Centre de formation médicale sur le campus de l'Université de Moncton

À compter de 2003, la contribution de Santé Canada via le Consortium national de santé en français (CNFS), a été déterminante pour le développement et la consolidation de la formation en français dans le domaine de la santé. Le CNFS a contribué à la délocalisation du Programme de doctorat en médecine (m.d.) de l'Université de Sherbrooke en appuyant la mise en place du nouveau Centre de formation médicale du Nouveau-Brunswick (medecine), hébergé à Moncton, sur le site de l'Université de Moncton.

L'apport du CNFS a aussi servi à bonifier les différentes structures mises en place au Nouveau-Brunswick au fil des ans et au déploiement en région. De plus, le CNFS a permis l'élargissement des stratégies existantes vers d'autres régions en atlantique, en misant notamment sur l'augmentation des admissions en médecine; l'augmentation du nombre et du choix des stages cliniques et leur capacité d'accueil et sur le développement de nouveaux sites de stages.

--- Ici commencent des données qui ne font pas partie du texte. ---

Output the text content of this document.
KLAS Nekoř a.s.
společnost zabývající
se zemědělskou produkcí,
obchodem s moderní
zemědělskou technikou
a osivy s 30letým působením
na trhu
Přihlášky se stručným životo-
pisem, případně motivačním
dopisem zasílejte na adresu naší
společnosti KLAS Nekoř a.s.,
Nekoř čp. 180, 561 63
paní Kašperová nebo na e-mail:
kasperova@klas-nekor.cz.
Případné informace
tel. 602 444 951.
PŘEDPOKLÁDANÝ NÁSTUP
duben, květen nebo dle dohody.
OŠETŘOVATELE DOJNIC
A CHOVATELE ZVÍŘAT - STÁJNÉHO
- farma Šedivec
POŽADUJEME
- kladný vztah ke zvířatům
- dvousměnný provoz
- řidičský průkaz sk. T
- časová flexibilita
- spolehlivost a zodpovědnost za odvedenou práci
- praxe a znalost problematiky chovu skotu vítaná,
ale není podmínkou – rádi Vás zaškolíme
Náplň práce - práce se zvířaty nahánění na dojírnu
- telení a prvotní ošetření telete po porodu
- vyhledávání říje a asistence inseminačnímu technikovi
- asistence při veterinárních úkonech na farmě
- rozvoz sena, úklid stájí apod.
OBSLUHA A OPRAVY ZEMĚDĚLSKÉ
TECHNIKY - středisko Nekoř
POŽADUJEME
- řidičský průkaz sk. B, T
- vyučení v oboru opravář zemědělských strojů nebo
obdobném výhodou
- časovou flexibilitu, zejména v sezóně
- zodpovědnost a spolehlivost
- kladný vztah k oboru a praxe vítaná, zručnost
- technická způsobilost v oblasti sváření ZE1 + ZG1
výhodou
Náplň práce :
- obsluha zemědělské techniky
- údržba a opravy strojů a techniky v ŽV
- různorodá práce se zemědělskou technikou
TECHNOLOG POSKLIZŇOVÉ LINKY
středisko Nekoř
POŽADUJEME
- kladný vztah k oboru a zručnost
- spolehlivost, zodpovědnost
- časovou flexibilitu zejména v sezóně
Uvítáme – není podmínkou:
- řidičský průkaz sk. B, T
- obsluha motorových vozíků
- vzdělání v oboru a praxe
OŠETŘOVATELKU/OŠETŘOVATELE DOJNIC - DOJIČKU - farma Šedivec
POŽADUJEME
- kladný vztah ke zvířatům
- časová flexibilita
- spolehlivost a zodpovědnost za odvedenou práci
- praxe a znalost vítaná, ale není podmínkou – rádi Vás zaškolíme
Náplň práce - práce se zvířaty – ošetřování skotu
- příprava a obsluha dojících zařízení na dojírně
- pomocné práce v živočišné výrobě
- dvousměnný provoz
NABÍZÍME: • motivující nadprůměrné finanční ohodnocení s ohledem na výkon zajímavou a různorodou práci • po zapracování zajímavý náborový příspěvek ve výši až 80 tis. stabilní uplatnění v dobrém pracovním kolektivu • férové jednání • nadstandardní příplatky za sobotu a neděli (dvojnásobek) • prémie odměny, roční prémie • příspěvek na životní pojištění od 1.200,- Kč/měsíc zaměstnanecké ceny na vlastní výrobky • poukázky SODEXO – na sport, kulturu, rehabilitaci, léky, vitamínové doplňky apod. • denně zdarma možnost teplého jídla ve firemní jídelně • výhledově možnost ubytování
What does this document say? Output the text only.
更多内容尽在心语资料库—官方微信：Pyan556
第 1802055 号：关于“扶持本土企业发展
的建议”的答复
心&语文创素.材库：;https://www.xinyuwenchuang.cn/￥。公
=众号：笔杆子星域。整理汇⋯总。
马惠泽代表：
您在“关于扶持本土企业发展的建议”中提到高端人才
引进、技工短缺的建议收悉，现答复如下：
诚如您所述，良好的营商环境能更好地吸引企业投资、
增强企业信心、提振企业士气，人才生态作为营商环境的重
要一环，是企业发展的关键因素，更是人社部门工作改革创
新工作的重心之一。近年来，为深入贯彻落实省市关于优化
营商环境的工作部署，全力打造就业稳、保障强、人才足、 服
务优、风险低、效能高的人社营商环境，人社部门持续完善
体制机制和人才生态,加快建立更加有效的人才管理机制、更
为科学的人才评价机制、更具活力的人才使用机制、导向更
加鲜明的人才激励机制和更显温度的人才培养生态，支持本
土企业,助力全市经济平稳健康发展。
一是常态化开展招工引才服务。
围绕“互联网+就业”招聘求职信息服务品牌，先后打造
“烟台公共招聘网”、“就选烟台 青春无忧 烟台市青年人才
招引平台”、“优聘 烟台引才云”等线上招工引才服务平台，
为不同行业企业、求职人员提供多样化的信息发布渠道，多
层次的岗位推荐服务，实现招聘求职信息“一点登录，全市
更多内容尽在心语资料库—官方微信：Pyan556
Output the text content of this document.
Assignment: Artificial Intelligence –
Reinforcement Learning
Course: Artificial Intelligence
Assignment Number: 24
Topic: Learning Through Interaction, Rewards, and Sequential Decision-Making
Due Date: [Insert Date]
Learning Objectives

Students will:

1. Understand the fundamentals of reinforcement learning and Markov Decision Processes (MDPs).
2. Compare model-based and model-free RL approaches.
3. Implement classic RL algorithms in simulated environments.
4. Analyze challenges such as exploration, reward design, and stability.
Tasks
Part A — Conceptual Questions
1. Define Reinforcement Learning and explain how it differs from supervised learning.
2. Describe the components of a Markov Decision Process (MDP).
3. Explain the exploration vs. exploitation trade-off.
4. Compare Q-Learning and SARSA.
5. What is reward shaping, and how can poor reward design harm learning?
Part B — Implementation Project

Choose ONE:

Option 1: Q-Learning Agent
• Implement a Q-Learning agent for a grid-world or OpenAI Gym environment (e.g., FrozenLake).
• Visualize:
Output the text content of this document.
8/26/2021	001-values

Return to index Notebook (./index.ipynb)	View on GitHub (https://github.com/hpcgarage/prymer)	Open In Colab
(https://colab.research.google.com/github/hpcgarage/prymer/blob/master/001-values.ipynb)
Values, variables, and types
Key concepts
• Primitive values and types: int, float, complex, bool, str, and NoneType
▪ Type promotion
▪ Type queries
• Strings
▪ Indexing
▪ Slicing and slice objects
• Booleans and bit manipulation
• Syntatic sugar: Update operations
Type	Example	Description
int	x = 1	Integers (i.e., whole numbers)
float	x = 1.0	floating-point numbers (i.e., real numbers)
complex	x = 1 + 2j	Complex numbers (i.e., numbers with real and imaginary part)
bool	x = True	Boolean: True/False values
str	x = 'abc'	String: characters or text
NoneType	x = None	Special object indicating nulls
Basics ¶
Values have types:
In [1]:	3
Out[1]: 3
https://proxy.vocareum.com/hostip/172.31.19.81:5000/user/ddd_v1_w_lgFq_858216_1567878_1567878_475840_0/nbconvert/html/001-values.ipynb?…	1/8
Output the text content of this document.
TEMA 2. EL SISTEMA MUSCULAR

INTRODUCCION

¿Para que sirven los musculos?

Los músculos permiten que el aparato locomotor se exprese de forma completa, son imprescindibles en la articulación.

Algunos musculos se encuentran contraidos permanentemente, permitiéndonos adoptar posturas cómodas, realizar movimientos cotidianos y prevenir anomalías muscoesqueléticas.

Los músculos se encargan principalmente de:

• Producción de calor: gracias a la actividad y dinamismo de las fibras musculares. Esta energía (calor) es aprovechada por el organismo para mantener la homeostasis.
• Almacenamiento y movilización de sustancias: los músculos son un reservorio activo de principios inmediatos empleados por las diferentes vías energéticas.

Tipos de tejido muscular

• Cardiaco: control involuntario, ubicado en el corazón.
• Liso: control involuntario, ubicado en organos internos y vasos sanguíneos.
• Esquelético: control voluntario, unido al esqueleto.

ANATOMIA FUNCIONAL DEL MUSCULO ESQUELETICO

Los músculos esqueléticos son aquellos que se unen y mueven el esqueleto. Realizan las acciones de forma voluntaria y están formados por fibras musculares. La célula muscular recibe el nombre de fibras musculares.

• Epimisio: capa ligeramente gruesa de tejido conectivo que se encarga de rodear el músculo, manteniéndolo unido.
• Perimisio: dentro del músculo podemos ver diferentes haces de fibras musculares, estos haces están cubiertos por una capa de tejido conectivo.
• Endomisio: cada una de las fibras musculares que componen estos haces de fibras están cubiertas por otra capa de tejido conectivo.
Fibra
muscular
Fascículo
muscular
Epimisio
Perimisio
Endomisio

La communauté francophone s’est prise en main pour sa formation médicale grâce à un partenariat qui a débuté au début des années 1980 entre quelques individus déterminés. À l’origine du projet de la formation médicale au Nouveau-Brunswick, il y a eu une volonté et un désir de créer un système de santé équitable pour les francophones du Nouveau-Brunswick vivant en milieu minoritaire. Progressivement, une structure de gouvernance a vu le jour dont l’aboutissement est une formation médicale basée dans la communauté et orientée vers les besoins. La délocalisation du Programme d’études médicales prédoctorales constitue donc une première au sein de la Francophonie minoritaire canadienne et représente un intérêt pour la formation médicale en région de par le monde.